Column Whenever I read the news these days, I see the same warning to developers: Watch out, AI is going to replace you.
I’m not buying it and wonder why so many have fallen for the trope that the machines’ first target will be those who created the machines? Is it ironic wishful thinking? Or a misunderstanding of what programmers actually do.
I spent the first decade of my career writing code, first assembly language, then C and C++. A lot has changed since I developed software for a living, but I still write code because it gives me a way to play with many of my ideas. Friends who do code for a living tell me "Plus ça change..." The tools evolve, as they always have, but the people and the job remain much the same.
Here are three reasons why coders will survive.
Writing code is the smallest part of the job
A professional developer does not work in a vacuum. Often they're part of a vast organization with existing processes, systems, capabilities, and resources – all of which impact what developers do and when they do it. The endless rounds of meetings devs invariably complain about mean they must carefully consider many matters long before sitting down to write a first line of code.

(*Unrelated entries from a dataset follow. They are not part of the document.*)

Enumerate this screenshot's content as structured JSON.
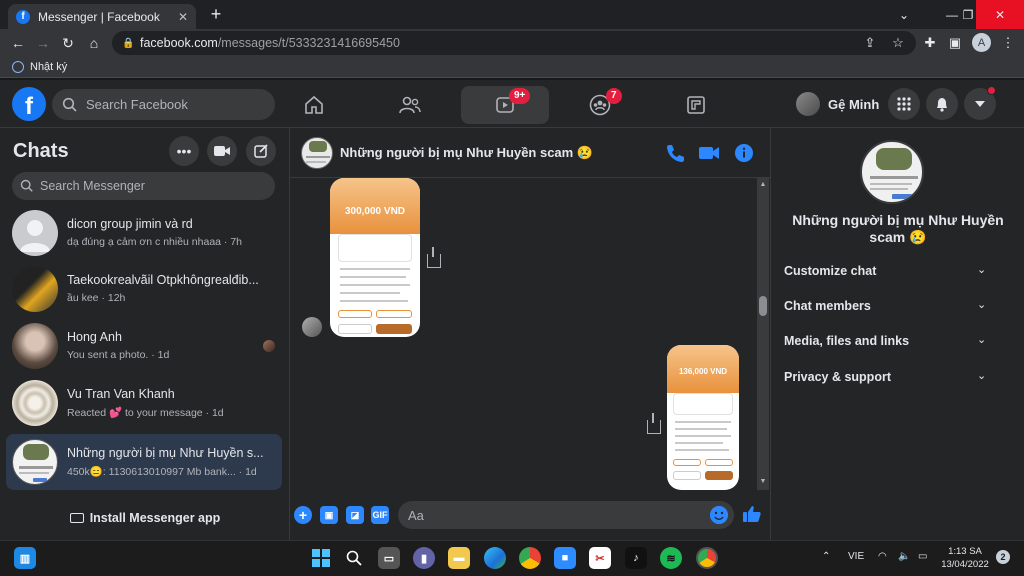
{
  "browser": {
    "tab_title": "Messenger | Facebook",
    "tab_close": "✕",
    "new_tab": "+",
    "url_host": "facebook.com",
    "url_path": "/messages/t/5333231416695450",
    "profile_initial": "A",
    "bookmark_label": "Nhật ký",
    "window_minimize": "—",
    "window_restore": "❐",
    "window_close": "✕"
  },
  "fb_header": {
    "logo": "f",
    "search_placeholder": "Search Facebook",
    "watch_badge": "9+",
    "groups_badge": "7",
    "profile_name": "Gệ Minh"
  },
  "left_panel": {
    "title": "Chats",
    "search_placeholder": "Search Messenger",
    "install_label": "Install Messenger app",
    "chats": [
      {
        "name": "dicon group jimin và rd",
        "meta": "dạ đúng ạ cảm ơn c nhiều nhaaa · 7h"
      },
      {
        "name": "Taekookrealvãil Otpkhôngrealđib...",
        "meta": "ầu kee · 12h"
      },
      {
        "name": "Hong Anh",
        "meta": "You sent a photo. · 1d"
      },
      {
        "name": "Vu Tran Van Khanh",
        "meta": "Reacted 💕 to your message · 1d"
      },
      {
        "name": "Những người bị mụ Như Huyền s...",
        "meta": "450k😑: 1130613010997 Mb bank... · 1d"
      }
    ]
  },
  "conversation": {
    "title": "Những người bị mụ Như Huyền scam 😢",
    "receipt1_amount": "300,000 VND",
    "receipt2_amount": "136,000 VND",
    "composer_placeholder": "Aa",
    "gif_label": "GIF"
  },
  "right_panel": {
    "name": "Những người bị mụ Như Huyền scam 😢",
    "items": [
      {
        "label": "Customize chat"
      },
      {
        "label": "Chat members"
      },
      {
        "label": "Media, files and links"
      },
      {
        "label": "Privacy & support"
      }
    ]
  },
  "taskbar": {
    "lang": "VIE",
    "time": "1:13 SA",
    "date": "13/04/2022",
    "notifications": "2"
  },
  "colors": {
    "accent": "#2d88ff",
    "badge": "#e41e3f",
    "panel": "#242526",
    "selected_chat": "#2d3a4d"
  }
}
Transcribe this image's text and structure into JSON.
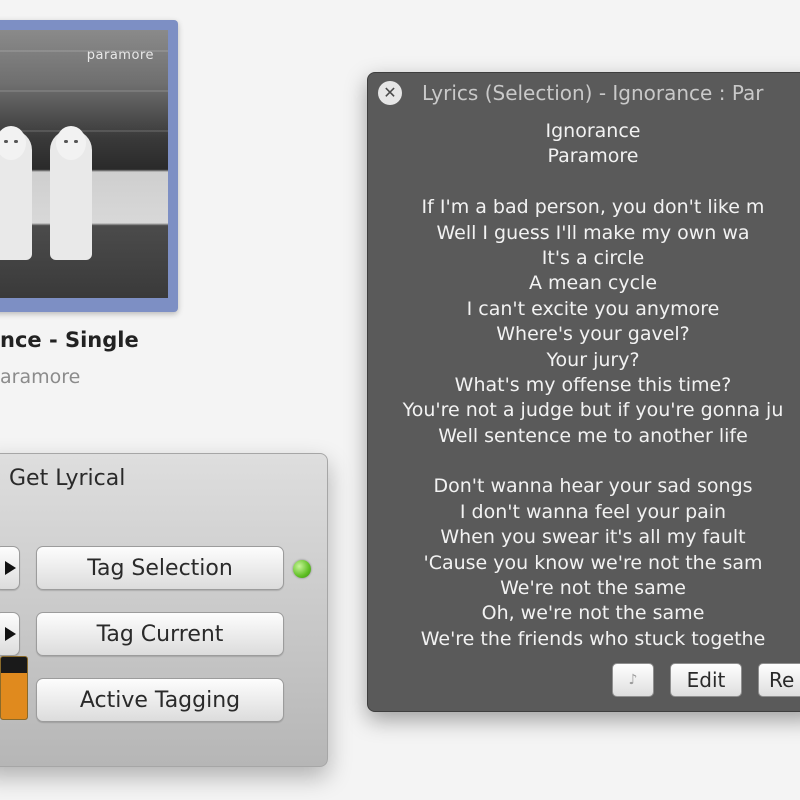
{
  "album": {
    "brand": "paramore",
    "title": "nce - Single",
    "artist": "aramore"
  },
  "panel": {
    "title": "Get Lyrical",
    "buttons": {
      "tag_selection": "Tag Selection",
      "tag_current": "Tag Current",
      "active_tagging": "Active Tagging"
    },
    "status_color": "#5fbf24",
    "meter_level": 0.75
  },
  "lyrics_window": {
    "title": "Lyrics (Selection) - Ignorance : Par",
    "lines": [
      "Ignorance",
      "Paramore",
      "",
      "If I'm a bad person, you don't like m",
      "Well I guess I'll make my own wa",
      "It's a circle",
      "A mean cycle",
      "I can't excite you anymore",
      "Where's your gavel?",
      "Your jury?",
      "What's my offense this time?",
      "You're not a judge but if you're gonna ju",
      "Well sentence me to another life",
      "",
      "Don't wanna hear your sad songs",
      "I don't wanna feel your pain",
      "When you swear it's all my fault",
      "'Cause you know we're not the sam",
      "We're not the same",
      "Oh, we're not the same",
      "We're the friends who stuck togethe"
    ],
    "buttons": {
      "edit": "Edit",
      "revert": "Re"
    }
  },
  "colors": {
    "window_bg": "#5a5a5a",
    "album_frame": "#7d8fc4",
    "meter": "#e08a1e"
  }
}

Being in the room (or Zoom) – present, listening, responding with a workable plan – is when the work begins. Do all of that right and actually writing code, if not exactly straightforward, at least makes sense in the context of the organization at which the code will perform a desired function. That's the real job of the developer – and, bizarrely, one thing that hardly shows up in "tests" administered to job candidates.
Coding is what nobody has coded before
Because many coding tasks involve routine implementation of plumbing, myriad libraries and automation tools exist to make sure developers don’t have to re-invent the wheel every day.
That’s because the main job for a developer is speculative – answering the question “Could we?" and going where no coder has been before in search of an answer.
Well beyond any frontier, there's no map for these territories, no Stack Exchange nor Reddit in these parts. None of the AI coding "assistants" – trained on those resources – can offer any help. The developer must find their own way, working by trial and error and gut instinct. This sort of specific and stubbornly human task may be the most satisfying work a coder ever gets to do.
- Meta's AI, built on ill-gotten content, can probably build a digital you
- Apple has locked me in the same monopolistic cage Microsoft's built for Windows 10 users
- Ignorance really is bliss when you’re drowning in information
- Memories fade. Archives burn. All signal eventually becomes noise
There’s so much more to code
Finally, we find ourselves in a position where we've stuck processor silicon into nearly everything we manufacture - something that proved problematic during the Great Microcontroller Drought wrought by pandemic supply-chain disruptions. The use cases for silicon-based monitoring, control, and connectivity have grown exponentially over the last quarter of a century.
The quality of the code running in all of these devices leaves a lot to be desired, both on grounds of reliability and security.
We need to be better at that, and the best way to be better is to grow a generation of coders who understand the context of all those connected devices, write software to the right contexts, then maintain that code as the context evolves.
Coding isn't a one-off, or something that can best be left to the bots. It's a conversation between the coder, their machines, and the world in which they operate – and the AIs we have now can't understand everything about that world.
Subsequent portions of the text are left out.